Dr. Luciana L Borio, a fellow at the Johns Hopkins Center for Civilian Biodefense Studies, says anthrax spores survive well once released and “the size of the spores are perfect for inhalation,” she says. That makes it a perfect weapon for bioterrorists.
And now, the Sept. 11 terrorist attacks have changed the way many people think about the chances of catastrophic terrorism.
“Until now, there’s been no reason why anyone in their right mind would develop a vaccine for plague,” she says. “But that’s all changed.”
Borio says the anthrax baccilus is on the “A” list of diseases capable of causing the most harm if unleashed on a human population.
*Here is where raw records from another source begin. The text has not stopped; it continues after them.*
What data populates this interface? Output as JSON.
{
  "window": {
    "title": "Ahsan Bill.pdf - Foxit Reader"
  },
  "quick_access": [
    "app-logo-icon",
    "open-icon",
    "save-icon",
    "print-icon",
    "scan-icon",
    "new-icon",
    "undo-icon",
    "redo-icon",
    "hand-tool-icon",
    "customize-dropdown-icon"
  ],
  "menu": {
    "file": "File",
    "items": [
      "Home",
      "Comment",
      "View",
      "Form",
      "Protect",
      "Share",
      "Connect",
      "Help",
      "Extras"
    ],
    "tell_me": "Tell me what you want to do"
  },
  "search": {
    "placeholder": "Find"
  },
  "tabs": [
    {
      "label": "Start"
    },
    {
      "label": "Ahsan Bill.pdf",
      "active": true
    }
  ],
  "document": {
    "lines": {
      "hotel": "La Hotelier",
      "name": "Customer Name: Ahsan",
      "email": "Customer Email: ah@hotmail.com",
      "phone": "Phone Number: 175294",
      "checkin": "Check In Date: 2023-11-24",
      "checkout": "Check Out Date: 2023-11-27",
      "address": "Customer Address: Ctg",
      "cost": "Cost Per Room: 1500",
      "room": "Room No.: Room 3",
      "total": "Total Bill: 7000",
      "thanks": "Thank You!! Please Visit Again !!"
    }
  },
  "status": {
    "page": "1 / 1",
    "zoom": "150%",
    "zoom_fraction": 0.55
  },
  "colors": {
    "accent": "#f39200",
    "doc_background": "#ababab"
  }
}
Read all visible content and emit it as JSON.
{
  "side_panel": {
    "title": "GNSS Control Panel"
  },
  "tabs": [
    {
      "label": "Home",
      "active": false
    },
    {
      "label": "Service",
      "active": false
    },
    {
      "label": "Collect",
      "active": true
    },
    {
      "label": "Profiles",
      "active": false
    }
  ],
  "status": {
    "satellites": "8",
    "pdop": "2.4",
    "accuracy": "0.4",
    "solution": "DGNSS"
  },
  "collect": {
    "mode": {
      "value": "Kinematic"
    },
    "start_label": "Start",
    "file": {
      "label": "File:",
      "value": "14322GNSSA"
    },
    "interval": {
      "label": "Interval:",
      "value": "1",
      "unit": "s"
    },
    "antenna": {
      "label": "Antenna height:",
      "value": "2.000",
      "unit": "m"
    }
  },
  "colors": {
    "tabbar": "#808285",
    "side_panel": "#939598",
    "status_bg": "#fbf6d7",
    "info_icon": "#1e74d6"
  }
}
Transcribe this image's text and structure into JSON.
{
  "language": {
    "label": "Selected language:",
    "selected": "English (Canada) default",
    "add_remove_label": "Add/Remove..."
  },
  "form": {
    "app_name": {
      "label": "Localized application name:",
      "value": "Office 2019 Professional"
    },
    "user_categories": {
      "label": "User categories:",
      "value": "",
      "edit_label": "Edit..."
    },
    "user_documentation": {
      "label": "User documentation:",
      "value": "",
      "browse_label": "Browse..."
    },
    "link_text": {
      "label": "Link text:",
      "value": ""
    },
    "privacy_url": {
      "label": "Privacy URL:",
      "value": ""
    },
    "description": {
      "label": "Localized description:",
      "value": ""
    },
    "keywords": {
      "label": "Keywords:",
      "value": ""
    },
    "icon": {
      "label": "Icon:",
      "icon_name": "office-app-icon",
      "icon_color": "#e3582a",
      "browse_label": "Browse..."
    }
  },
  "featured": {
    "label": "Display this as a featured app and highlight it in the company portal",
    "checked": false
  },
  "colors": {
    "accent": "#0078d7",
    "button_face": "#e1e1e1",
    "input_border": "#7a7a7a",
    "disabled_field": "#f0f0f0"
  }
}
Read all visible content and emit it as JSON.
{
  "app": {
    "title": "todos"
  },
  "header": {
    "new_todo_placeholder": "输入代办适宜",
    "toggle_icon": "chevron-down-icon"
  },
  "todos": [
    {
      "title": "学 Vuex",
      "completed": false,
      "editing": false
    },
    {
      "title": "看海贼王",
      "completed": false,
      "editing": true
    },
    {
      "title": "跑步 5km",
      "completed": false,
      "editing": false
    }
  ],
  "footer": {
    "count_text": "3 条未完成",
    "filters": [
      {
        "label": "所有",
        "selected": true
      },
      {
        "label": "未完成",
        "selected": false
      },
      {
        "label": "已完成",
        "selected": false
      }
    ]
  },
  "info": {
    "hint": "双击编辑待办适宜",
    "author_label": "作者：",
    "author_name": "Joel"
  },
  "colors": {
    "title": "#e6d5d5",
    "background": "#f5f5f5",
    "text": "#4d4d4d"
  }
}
“I think we’ve always had a threat but the perception has changed,” she says. “People realized that there are not moral limits to what people will do.”
The work of Collier and another Harvard Medical School researcher, Assistant Professor of Genetics William F. Dietrich, focuses on the ways that anthrax enters and destroys cells. Although their research insights are still years away from having clinical benefits for humans, their work has illuminated the molecular aspects of the disease in a way that may eventually be used to fight it.
Collier published a scientific paper in this month’s issue of Nature Biotechnology in which he describes the ability of a protein he discovered to protect rats from anthrax infection. The protein blocks the anthrax toxin’s path into cells.
Working with Mallinckrodt Professor of Chemistry and Chemical Biology George M. Whitesides, Collier bound multiple copies of the protein to a flexible backbone. The connected proteins block the toxin’s entrance into the cell. Separately, Collier has constructed a mutant protein that actually integrates itself into the pore that the toxin enters, blocking its action.
If everything goes well, he says, the mutant protein might yield human therapies in a couple of years.
Borio says the recent attacks are an impetus for research on uncommon but deadly diseases.
She noted that there is no market incentive for companies to develop treatments for many of the diseases that may be used in bioterrorism.